Tous ses efforts vont vite être récompensés. En 1992, ce grand catholique devant l’éternel rencontre le pape Jean-Paul II. « Le plus beau jour de ma vie », dira-t-il. Dans la foulée, on le voit jouer au ping-pong avec l’ancien Président polonais Lech Walesa. On lui dessine même un destin politique. Au final, Fibak dirigera seulement la Fédération nationale de tennis, l’espace d’un mandat. « A quoi bon?, s’interrogera-t-il un jour. Ma vie me plaît. Et je veux pouvoir filer au ski ou à la plage quand ça me chante. » De préférence avec son grand ami Robert De Niro. Une autre légende du cinéma américain, comme Kirk Douglas, avec laquelle il écrira l’autre scénario tragique de sa vie. La scène se déroule le 10 février 2007. Retranché à l’arrière d’une Mercedes, Robert De Niro a beau agiter une grosse lampe-torche pour éblouir les photographes agglutinés autour de sa voiture, sa photo sortant du palais de justice de Paris fait déjà le tour du monde.

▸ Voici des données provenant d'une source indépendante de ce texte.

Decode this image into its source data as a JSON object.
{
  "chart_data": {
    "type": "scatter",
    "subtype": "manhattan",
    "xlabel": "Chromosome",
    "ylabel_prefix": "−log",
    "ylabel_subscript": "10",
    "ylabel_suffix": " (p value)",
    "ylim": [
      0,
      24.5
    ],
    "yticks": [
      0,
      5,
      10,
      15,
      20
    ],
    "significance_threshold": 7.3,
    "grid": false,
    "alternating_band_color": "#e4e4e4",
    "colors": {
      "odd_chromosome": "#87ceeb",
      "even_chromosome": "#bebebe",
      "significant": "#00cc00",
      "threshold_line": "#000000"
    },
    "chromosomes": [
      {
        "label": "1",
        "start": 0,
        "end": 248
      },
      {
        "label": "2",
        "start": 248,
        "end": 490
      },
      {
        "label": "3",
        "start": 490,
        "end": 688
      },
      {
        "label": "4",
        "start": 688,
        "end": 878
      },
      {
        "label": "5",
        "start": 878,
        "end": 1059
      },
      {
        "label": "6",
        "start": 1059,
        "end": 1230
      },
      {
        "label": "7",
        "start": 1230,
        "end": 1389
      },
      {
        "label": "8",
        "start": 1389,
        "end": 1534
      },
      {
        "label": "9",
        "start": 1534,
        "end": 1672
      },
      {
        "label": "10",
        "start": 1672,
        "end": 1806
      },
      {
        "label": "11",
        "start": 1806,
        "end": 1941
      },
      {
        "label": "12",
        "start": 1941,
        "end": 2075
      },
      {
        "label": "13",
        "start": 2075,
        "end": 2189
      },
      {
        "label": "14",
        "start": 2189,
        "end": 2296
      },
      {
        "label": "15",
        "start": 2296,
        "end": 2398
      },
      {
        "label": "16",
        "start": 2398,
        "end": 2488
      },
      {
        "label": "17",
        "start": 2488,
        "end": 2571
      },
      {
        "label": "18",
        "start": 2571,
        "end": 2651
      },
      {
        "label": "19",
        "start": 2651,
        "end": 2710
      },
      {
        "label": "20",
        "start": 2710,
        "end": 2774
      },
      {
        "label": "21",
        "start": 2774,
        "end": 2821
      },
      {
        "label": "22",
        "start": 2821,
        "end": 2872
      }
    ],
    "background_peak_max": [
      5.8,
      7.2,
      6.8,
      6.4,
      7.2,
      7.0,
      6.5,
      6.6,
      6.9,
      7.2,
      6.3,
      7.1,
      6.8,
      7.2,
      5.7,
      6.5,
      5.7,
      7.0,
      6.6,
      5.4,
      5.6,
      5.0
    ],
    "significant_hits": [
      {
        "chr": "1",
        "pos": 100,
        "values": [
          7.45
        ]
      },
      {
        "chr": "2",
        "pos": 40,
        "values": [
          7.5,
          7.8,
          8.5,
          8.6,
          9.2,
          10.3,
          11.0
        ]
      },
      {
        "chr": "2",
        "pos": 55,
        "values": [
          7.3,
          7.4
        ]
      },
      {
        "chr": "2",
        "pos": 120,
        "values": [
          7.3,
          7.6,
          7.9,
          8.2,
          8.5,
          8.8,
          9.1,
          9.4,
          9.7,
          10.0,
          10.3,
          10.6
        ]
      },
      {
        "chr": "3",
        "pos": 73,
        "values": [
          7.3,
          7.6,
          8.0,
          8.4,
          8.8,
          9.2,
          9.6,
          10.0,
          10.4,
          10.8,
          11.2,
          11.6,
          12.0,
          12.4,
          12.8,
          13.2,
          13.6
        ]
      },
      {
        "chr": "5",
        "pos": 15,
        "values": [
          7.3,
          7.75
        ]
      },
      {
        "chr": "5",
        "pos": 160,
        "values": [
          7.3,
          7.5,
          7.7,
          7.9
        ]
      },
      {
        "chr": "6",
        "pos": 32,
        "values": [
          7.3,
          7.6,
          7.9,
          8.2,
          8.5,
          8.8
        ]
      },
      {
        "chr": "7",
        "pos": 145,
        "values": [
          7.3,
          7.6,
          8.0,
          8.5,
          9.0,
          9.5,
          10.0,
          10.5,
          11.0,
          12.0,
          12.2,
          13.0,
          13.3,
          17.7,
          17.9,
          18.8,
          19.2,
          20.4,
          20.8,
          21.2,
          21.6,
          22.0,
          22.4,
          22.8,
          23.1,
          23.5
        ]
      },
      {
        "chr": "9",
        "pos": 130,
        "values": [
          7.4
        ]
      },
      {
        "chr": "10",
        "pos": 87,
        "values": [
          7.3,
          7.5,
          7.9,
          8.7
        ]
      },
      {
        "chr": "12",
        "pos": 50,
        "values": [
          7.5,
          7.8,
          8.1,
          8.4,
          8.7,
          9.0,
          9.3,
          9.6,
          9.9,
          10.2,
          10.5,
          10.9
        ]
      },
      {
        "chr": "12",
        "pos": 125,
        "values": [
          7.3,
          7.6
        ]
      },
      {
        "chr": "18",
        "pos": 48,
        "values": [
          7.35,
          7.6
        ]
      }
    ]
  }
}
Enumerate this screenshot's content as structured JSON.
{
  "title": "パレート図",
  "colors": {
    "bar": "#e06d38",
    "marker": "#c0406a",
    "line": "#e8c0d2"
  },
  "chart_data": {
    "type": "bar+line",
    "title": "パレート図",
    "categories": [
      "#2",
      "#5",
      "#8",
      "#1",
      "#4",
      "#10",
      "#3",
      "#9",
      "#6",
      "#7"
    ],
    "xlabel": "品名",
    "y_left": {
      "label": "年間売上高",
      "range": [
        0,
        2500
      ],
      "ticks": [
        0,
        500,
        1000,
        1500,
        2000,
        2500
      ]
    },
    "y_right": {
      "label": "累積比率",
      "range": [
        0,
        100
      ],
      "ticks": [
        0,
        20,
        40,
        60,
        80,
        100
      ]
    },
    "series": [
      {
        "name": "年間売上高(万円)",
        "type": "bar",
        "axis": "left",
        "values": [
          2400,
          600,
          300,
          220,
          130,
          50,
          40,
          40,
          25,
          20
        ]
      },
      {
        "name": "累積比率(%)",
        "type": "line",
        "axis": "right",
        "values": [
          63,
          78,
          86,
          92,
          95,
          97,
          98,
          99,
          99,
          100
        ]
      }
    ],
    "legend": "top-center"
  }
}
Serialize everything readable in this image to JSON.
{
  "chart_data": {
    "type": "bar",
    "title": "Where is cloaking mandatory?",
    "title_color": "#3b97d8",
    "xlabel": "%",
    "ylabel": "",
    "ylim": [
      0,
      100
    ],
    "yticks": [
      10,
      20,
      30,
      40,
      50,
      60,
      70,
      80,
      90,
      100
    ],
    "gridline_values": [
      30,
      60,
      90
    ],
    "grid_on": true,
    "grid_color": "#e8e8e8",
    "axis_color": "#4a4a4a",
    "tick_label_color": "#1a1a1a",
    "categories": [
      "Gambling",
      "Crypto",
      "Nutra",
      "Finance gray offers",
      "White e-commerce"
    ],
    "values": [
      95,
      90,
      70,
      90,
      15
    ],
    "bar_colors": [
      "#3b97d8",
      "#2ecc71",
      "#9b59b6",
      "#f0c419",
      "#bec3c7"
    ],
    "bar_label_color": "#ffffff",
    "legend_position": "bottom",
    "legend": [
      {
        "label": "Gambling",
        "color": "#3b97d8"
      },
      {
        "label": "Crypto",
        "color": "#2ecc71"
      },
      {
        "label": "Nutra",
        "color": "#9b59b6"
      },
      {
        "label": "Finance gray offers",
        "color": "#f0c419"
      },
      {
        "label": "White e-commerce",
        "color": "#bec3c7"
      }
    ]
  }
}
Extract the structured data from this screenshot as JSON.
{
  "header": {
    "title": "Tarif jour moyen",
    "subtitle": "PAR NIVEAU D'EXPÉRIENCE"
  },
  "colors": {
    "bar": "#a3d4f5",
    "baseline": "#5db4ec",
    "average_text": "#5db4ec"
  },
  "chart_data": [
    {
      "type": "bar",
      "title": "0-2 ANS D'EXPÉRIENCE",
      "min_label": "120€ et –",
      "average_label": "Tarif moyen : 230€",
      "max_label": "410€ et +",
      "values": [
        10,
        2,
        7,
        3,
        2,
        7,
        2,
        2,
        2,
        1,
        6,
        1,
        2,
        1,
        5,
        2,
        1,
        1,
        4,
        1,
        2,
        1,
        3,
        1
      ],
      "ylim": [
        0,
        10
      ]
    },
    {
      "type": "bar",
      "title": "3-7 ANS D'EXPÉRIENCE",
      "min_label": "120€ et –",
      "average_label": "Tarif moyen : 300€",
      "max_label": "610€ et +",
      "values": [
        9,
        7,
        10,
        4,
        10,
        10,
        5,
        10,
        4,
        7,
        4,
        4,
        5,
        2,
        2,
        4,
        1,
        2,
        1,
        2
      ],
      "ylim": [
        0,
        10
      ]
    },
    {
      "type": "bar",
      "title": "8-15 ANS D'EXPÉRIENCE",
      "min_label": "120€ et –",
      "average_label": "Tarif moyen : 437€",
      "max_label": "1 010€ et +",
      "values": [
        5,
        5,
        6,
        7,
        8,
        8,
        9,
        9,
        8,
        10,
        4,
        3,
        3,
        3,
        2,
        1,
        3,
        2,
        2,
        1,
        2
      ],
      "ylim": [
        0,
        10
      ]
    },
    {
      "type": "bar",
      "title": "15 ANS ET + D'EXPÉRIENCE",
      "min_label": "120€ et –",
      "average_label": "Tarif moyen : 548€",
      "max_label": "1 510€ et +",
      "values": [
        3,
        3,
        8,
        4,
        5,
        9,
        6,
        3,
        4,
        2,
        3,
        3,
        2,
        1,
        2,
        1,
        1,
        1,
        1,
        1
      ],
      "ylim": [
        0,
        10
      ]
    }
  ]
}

Il est alors témoin dans une affaire d’un vaste réseau de prostitution et de proxénétisme international. Son nom a été cité par trois jeunes femmes où l’on croise, entre autres, de riches émirs arabes clients des marchands d’armes français, des playboys américains, un producteur de cinéma et un joueur de tennis : Wojtek Fibak. Accusé de tentative de viol et d’agression sexuelle lors de séances photos avec des tops model à Paris. Avant d’être finalement relaxé. Depuis, l’ancien touche-à-tout a abandonné la jetset pour rester un riche entrepreneur comme les autres, misant sur des investissements immobiliers, ses nouvelles entreprises dans l’agro-alimentaire et Fibak Investment Group, sa société de conseil qui représente les intérêts de Volvo en Pologne. Chaque année, il s’accord néanmoins un dernier petit plaisir : les loges VIP de Roland-Garros. Où Hugh Grant et Jean Dujardin ont remplacé Kirk Douglas et Alain Delon. On a l’époque et le cinéma que l’on mérite.